In 1970, poet, playwright, and former priest Joseph Pintauro teamed up with artist Norman Laliberté on a marvelous limited-edition boxed set titled The Rainbow Box, containing four children’s books for grownups, each dedicated to a season and full of playful and poignant fragmentary meditations on love, loss, war, peace, loneliness, communion — in other words, the emotional kaleidoscope of life itself. Dedicated to spring was The Rabbit Box (public library) — a most unusual lens on themes both of the time (the dawn of the environmental movement, the anti-war movement) and timeless (love, peace, the meaning of the human experience), equal parts strange and spectacular.

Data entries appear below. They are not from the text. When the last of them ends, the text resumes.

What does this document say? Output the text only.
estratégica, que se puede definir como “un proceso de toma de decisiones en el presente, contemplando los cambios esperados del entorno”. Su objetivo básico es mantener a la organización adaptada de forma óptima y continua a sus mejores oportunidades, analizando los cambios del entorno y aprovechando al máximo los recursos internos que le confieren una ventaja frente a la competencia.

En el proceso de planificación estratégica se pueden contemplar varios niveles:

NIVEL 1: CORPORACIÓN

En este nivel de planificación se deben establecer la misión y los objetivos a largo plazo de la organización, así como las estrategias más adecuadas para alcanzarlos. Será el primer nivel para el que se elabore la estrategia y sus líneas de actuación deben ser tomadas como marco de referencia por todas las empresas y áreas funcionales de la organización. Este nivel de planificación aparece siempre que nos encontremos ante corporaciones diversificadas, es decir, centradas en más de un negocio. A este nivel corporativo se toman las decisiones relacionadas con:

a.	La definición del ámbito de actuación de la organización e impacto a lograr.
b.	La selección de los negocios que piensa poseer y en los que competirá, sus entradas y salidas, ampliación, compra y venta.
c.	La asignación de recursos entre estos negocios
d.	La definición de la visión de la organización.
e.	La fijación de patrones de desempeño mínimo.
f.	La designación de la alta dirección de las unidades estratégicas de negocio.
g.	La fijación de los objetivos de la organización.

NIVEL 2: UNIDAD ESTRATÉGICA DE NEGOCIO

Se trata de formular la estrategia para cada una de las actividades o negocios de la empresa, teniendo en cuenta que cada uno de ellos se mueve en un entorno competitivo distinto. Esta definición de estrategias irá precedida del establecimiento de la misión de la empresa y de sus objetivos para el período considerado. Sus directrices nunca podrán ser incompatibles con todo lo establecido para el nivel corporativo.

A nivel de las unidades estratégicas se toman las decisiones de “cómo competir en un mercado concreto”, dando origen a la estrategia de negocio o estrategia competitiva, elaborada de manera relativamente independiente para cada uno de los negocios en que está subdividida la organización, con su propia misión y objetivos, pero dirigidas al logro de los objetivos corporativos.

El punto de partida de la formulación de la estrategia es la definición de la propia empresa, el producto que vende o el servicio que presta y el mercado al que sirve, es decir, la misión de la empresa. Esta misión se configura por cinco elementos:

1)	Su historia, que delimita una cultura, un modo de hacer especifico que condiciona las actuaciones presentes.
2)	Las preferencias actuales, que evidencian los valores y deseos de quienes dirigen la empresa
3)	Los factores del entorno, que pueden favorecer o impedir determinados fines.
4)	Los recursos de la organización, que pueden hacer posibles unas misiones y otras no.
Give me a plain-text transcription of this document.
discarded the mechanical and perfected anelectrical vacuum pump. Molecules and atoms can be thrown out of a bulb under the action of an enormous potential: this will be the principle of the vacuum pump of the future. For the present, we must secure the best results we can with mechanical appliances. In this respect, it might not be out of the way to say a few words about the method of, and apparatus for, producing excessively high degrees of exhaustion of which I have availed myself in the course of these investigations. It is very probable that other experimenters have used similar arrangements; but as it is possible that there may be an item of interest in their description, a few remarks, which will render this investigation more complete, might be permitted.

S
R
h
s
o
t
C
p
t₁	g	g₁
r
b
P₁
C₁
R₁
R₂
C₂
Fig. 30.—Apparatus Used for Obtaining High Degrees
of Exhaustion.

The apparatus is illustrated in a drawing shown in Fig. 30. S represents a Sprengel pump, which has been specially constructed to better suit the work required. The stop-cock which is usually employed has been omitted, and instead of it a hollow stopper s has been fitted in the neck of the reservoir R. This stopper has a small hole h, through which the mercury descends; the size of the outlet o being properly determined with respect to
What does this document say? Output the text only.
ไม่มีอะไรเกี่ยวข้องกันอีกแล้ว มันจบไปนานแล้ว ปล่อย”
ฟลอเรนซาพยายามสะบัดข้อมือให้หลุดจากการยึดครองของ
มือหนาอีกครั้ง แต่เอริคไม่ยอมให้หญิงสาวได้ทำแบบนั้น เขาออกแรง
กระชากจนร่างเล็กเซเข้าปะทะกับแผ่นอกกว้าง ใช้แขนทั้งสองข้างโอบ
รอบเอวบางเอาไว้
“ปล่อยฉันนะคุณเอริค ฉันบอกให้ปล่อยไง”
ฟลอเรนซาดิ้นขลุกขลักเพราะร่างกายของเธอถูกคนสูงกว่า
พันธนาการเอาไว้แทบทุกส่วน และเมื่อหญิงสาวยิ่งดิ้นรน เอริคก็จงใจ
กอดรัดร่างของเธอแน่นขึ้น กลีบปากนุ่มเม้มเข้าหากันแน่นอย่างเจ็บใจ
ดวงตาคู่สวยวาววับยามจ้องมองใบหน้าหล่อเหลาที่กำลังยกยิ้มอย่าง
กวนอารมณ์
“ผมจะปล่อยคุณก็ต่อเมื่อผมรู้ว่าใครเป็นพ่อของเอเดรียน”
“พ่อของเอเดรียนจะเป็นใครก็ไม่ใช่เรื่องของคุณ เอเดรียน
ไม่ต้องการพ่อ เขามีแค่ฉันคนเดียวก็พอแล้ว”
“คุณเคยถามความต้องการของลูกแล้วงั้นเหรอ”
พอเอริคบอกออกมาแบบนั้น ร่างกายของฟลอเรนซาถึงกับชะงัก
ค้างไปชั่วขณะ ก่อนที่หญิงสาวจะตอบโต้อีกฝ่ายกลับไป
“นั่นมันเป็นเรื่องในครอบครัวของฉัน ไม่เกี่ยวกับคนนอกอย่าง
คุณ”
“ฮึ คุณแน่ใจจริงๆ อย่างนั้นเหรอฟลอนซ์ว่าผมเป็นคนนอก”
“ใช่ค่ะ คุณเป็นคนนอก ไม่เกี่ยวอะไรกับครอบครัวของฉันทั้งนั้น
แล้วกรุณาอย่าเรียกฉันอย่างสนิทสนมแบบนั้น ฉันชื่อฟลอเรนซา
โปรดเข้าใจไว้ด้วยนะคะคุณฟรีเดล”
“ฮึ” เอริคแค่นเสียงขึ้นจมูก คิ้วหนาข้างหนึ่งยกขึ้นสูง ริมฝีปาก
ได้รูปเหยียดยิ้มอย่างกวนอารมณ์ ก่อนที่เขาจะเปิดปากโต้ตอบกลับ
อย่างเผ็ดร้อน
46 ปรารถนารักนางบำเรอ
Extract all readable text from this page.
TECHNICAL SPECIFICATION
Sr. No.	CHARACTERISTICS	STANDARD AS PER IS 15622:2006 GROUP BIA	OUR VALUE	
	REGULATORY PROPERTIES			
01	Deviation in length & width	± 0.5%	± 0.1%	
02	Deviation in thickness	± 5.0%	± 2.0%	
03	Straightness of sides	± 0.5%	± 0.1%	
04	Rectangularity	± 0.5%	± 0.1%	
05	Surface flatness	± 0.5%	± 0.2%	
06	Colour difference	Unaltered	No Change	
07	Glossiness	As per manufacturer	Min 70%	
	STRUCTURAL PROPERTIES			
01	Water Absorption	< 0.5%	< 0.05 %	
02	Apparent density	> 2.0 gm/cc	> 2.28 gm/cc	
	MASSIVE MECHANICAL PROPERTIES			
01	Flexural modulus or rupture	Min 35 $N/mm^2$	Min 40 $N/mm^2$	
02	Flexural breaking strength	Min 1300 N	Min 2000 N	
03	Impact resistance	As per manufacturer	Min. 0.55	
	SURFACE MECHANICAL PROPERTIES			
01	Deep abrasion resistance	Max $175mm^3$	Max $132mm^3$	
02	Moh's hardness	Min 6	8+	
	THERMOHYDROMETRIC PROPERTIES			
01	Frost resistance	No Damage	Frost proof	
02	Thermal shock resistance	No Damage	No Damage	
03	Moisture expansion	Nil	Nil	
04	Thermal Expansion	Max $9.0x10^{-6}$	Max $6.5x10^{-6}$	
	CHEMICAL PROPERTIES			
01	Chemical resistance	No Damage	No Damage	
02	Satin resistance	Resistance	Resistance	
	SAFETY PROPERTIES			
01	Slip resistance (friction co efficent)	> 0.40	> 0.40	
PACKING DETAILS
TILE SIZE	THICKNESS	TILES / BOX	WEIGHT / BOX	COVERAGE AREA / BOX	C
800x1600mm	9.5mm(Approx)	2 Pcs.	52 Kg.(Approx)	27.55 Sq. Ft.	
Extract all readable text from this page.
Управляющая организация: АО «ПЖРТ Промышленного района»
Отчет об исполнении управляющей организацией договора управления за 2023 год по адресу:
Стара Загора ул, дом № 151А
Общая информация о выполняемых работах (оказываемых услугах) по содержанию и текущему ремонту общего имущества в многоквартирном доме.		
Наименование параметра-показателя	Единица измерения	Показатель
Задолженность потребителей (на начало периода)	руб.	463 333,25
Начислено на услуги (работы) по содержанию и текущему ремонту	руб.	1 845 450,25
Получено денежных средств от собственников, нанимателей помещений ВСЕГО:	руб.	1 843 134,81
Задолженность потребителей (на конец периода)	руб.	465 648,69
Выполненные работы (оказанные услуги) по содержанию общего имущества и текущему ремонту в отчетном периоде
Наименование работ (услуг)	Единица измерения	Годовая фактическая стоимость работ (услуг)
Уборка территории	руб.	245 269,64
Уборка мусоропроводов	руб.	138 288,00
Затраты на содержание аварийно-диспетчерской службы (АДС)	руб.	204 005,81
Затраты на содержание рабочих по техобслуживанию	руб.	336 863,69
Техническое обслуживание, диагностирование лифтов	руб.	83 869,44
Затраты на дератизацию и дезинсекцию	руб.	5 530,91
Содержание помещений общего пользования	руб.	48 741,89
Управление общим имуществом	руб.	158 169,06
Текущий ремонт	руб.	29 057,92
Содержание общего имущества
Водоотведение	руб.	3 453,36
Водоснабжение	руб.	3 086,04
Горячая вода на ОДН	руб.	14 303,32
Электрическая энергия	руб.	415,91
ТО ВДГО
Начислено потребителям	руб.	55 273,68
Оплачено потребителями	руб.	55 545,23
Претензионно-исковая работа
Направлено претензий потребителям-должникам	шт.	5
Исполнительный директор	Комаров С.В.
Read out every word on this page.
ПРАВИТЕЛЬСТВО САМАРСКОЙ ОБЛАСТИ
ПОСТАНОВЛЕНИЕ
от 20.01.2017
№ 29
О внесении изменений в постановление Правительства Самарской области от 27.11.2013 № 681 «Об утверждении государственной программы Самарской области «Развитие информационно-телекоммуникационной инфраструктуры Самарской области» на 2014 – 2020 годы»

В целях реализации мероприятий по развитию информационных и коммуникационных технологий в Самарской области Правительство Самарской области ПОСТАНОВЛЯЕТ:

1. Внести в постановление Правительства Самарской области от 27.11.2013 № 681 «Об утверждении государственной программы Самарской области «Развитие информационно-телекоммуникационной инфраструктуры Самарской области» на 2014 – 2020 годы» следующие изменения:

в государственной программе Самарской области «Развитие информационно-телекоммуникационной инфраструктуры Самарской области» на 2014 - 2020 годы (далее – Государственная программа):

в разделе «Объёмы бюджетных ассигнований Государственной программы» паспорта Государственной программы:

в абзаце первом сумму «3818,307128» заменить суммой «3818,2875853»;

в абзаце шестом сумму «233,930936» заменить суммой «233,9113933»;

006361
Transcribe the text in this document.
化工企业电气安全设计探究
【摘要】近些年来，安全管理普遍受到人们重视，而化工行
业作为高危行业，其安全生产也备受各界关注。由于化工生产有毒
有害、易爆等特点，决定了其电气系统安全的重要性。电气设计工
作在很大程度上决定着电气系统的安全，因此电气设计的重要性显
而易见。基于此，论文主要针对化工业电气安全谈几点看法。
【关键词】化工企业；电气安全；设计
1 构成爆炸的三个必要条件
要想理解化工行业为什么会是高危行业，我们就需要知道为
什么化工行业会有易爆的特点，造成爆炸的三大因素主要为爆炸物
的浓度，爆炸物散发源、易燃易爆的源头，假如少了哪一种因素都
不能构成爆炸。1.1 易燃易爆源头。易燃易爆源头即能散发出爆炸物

What emerges is a poem, a love letter, an elegy for Mother Earth, an incantation against war, and above all a vibrant invitation to aliveness.

Laliberté’s art and design are as striking as Pintauro’s writing — haunting found photographs of children and lovers and soldiers become visual metaphors for the very polarities Pintauro explores in his breathtaking text, which Laliberté renders in beautiful hand-lettering.

The weirdness and wonderfulness of the story, at first so strange it renders one unable to understand where it is going, converge to remind us of Gertrude Stein’s memorable observation: “If you enjoy it, you understand it.”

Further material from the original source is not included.